What does all of this mean for the South West? Let me emphasise three things. First, we have to be ready to take advantage of the new funds. This means we need to be well advanced - certainly much more advanced than London - in thinking about where potential funds need to go and how we can maximise their benefits.

Second, we have to keep our own minds on the end goal. We need to see Cornwall's place in the South West and the South West's place in Europe in terms of a new level of economic competitiveness. The new prosperity we create has to be locked into a sustainable competitiveness. We need to see the structural funds as the key to delivering the cohesion that will guarantee the regions prosperity for the future, not just add a few GNI points for 2013.

Third, we have to pressure central government in this country to continue to shift the balance in favour of greater regional input, and we have to resist the renationalisation of the funds. Not just because the South West will do better with Brussels but because regional policy in Europe needs to be freed from the politicisation of national capitals. Europe already suffers from a chronic deficit of effective long-term planning. Repoliticising one of the few effective sources of long-term investment in Europe's prosperity would be a mistake.

We also need to ensure that the South West continues to be well represented in the European Union. Here I would recognise the great work done by Eleni Marianou and the South West UK team in Brussels. The people who root for the South West in Brussels are a Greek, a Welshman, a Scot, two Germans plus one German and one English stagiaire. They all work to advance the interests of the South West. Here, they are backed up by capable people in each county – Shirley Woolner in Gloucestershire, Paola Schweitzer in Bristol, Anna Lisa Taylor in Somerset, Sue Smith in Devon, Brian Shipman in Cornwall, Mike Parker in Wiltshire and others. Hitherto they’ve benefited from the assistance of Chris Elton at the Regional Assembly. But the Brussels team can only work well if we have the right structure in the South West, and I cannot help thinking that there is too little political co-ordination across our region. The region needs a strong voice through the Regional Assembly. You cannot imagine the damage done to our reputation when senior Commission officials learn that Cornwall might seek to co-locate with Wales, for example. Is Cornwall seriously considering swapping millions of pounds of Objective 1 money for a few pence to support Celtic culture?

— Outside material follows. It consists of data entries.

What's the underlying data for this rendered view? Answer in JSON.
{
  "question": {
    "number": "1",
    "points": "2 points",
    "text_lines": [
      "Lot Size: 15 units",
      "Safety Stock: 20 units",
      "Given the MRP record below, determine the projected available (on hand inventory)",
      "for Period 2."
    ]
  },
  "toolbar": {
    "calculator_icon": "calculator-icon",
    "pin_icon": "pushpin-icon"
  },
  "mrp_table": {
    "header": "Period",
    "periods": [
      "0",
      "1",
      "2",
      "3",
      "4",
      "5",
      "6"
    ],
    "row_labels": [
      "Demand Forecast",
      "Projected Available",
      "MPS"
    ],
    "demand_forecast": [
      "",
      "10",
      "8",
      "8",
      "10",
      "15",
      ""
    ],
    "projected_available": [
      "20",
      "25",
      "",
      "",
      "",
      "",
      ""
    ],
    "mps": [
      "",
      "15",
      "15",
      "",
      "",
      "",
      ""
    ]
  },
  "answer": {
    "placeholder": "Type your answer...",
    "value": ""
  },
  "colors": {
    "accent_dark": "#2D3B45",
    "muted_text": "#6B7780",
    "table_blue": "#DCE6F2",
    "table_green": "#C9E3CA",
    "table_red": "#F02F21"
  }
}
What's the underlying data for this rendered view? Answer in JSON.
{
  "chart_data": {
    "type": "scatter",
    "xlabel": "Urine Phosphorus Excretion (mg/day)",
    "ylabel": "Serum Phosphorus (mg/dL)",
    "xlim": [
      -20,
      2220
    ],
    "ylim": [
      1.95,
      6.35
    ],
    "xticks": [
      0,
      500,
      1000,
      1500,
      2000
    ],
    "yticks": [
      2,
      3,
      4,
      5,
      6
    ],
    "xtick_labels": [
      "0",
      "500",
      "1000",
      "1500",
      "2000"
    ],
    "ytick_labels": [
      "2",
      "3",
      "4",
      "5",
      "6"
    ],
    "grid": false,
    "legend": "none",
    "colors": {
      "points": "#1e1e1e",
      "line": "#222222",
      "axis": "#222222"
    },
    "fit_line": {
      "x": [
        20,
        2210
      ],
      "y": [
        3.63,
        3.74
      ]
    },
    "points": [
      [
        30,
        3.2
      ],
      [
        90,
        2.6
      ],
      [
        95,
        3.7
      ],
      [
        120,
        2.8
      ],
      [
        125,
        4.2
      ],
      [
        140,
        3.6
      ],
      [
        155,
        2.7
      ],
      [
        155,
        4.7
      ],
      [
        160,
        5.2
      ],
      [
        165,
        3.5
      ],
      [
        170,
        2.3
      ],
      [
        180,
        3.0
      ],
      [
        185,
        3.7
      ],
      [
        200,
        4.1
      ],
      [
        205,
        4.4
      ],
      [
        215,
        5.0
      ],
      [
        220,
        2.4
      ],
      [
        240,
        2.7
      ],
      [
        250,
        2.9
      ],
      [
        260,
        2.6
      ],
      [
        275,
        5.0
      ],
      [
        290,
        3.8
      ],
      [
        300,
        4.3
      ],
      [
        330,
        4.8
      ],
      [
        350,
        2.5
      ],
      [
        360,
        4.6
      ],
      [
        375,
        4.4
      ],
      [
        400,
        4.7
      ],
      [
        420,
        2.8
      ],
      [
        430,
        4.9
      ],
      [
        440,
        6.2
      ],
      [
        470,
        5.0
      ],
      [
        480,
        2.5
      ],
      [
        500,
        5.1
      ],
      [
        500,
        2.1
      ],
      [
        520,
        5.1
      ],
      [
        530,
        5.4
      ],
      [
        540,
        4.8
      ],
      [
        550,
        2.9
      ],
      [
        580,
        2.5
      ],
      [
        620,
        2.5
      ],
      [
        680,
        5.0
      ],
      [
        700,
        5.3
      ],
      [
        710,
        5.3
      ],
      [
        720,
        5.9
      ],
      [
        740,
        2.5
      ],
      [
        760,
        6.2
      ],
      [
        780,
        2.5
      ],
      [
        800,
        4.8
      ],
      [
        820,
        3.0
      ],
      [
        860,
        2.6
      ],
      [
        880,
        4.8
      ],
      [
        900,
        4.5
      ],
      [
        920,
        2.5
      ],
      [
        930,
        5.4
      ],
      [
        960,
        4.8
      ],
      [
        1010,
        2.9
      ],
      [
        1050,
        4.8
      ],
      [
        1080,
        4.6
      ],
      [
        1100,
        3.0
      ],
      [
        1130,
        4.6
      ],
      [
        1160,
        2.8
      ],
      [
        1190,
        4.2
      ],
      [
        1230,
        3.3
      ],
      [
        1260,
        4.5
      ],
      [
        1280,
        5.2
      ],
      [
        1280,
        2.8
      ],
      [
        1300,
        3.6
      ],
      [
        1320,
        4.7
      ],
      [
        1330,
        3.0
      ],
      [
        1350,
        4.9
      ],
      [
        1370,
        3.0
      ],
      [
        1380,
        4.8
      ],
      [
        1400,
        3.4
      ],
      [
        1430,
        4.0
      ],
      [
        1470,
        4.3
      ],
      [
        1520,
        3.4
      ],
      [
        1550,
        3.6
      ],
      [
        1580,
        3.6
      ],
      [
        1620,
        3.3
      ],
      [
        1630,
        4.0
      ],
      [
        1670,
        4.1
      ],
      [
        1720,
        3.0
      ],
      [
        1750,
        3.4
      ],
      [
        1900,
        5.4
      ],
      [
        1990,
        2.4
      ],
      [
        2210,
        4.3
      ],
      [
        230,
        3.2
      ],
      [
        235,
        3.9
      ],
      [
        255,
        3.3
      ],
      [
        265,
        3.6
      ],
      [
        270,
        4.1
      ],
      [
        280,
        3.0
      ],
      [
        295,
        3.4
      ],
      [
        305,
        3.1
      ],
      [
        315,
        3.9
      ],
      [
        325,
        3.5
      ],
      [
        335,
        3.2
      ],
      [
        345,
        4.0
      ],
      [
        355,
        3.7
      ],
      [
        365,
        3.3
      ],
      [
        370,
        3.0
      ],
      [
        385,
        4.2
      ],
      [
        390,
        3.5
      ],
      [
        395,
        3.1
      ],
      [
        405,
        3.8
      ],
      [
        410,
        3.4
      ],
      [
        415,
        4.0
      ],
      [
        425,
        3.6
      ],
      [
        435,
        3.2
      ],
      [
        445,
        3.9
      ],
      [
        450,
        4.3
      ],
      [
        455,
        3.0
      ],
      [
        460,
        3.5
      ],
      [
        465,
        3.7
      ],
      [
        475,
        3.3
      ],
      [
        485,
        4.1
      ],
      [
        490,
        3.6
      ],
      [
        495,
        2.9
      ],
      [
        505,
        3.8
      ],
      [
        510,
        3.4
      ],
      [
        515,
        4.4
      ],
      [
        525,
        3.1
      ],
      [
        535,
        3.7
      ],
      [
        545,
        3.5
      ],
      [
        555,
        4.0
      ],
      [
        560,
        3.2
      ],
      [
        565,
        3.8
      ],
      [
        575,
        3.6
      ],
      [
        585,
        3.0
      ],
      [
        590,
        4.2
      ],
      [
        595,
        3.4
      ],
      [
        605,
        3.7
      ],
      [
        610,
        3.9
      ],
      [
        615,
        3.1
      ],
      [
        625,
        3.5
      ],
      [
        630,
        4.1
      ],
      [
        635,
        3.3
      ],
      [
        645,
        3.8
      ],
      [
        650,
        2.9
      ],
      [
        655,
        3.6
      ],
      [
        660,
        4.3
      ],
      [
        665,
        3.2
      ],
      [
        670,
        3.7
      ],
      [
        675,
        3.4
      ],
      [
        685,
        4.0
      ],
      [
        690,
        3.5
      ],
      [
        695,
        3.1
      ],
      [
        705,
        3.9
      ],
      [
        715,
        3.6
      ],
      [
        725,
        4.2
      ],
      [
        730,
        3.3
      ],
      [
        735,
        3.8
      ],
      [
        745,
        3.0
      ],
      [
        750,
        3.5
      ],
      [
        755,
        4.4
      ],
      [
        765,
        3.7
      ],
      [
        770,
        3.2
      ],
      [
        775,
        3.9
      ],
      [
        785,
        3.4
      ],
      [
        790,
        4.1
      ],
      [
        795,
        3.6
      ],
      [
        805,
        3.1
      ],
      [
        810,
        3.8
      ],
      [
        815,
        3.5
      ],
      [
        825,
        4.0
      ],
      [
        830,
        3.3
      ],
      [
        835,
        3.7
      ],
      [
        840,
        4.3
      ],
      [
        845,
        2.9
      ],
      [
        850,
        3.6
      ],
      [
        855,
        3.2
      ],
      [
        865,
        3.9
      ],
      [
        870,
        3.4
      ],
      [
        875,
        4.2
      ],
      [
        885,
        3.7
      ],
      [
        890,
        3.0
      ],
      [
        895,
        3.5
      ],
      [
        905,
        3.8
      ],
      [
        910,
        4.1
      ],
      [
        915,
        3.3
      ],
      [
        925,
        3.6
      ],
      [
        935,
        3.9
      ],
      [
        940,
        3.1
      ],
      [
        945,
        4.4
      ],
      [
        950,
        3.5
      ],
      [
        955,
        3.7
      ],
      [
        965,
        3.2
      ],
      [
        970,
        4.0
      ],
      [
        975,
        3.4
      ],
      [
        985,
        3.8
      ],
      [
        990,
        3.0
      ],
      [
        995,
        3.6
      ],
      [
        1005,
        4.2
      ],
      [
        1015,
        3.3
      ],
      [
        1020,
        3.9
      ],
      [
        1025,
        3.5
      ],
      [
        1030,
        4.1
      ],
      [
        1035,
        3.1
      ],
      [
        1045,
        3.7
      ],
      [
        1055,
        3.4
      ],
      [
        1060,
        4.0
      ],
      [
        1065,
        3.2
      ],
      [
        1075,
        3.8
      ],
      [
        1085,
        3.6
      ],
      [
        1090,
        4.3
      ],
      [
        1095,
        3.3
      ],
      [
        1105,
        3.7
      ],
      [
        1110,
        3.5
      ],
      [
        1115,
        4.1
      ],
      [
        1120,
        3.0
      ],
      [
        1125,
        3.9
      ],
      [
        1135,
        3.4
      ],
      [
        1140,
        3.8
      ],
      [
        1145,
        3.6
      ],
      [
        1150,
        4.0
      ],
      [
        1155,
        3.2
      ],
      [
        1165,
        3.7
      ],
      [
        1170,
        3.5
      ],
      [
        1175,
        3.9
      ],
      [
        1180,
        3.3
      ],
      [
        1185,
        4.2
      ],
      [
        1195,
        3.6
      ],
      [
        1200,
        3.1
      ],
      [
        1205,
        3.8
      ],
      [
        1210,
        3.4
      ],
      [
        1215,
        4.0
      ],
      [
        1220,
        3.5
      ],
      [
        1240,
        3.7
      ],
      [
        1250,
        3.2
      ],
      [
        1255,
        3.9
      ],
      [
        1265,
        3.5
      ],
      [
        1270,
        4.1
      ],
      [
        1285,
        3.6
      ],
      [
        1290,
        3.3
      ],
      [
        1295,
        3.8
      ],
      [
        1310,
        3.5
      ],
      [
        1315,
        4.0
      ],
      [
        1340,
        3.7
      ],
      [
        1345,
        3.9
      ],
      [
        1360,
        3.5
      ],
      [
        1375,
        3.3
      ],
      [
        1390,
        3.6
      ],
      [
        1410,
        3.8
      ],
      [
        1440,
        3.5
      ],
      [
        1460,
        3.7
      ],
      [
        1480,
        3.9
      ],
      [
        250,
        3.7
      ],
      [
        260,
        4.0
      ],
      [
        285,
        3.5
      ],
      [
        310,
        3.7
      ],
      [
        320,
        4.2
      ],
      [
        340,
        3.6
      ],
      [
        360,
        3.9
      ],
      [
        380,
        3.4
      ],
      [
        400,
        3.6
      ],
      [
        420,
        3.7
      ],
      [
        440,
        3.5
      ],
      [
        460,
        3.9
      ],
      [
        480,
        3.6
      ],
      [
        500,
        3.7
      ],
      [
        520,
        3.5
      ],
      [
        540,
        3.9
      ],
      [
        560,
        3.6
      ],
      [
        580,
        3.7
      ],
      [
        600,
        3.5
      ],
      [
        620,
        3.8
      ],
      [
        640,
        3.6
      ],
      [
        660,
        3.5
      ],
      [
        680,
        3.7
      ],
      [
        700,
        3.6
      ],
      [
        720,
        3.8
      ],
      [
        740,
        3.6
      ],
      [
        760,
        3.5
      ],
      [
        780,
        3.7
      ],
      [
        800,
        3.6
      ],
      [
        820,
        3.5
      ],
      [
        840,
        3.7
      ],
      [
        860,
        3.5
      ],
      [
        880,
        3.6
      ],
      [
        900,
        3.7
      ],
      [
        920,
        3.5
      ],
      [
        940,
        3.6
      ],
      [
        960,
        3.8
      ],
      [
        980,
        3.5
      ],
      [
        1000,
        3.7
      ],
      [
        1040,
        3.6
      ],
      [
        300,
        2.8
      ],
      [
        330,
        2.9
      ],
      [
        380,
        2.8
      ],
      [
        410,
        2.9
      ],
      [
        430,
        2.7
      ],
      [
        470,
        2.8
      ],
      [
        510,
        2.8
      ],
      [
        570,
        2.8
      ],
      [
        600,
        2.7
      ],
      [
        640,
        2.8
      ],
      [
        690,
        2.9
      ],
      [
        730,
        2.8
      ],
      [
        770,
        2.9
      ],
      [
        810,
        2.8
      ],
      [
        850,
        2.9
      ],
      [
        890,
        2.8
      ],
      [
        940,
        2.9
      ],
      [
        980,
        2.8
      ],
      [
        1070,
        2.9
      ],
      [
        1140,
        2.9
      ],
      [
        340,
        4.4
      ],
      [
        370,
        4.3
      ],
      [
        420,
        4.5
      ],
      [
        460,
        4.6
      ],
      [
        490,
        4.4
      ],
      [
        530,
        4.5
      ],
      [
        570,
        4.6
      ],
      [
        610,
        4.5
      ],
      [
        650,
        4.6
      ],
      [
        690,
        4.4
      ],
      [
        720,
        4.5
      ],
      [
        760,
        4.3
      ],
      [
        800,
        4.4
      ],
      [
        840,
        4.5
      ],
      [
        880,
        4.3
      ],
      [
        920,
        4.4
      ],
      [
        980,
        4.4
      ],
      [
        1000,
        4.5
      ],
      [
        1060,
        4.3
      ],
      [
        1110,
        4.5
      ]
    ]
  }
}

We need to be proactive: we cannot afford to wait around for London to generate policy or make decisions for us. We have to shape policy in London and Brussels. In particular we have to remind London of its responsibilities and try to ensure that it does not stand in the way of a budget settlement sufficient to met the needs of the European Union between now and 2013.

I do not doubt that the next programming period will deliver benefits for the South West if we are ready and able to make the most of them. Structural funding is not an abstract question - it is about delivering real change on the ground, among the people we are all accountable to. This time round we need a leg up. The goal is making sure that seven years from now we do not.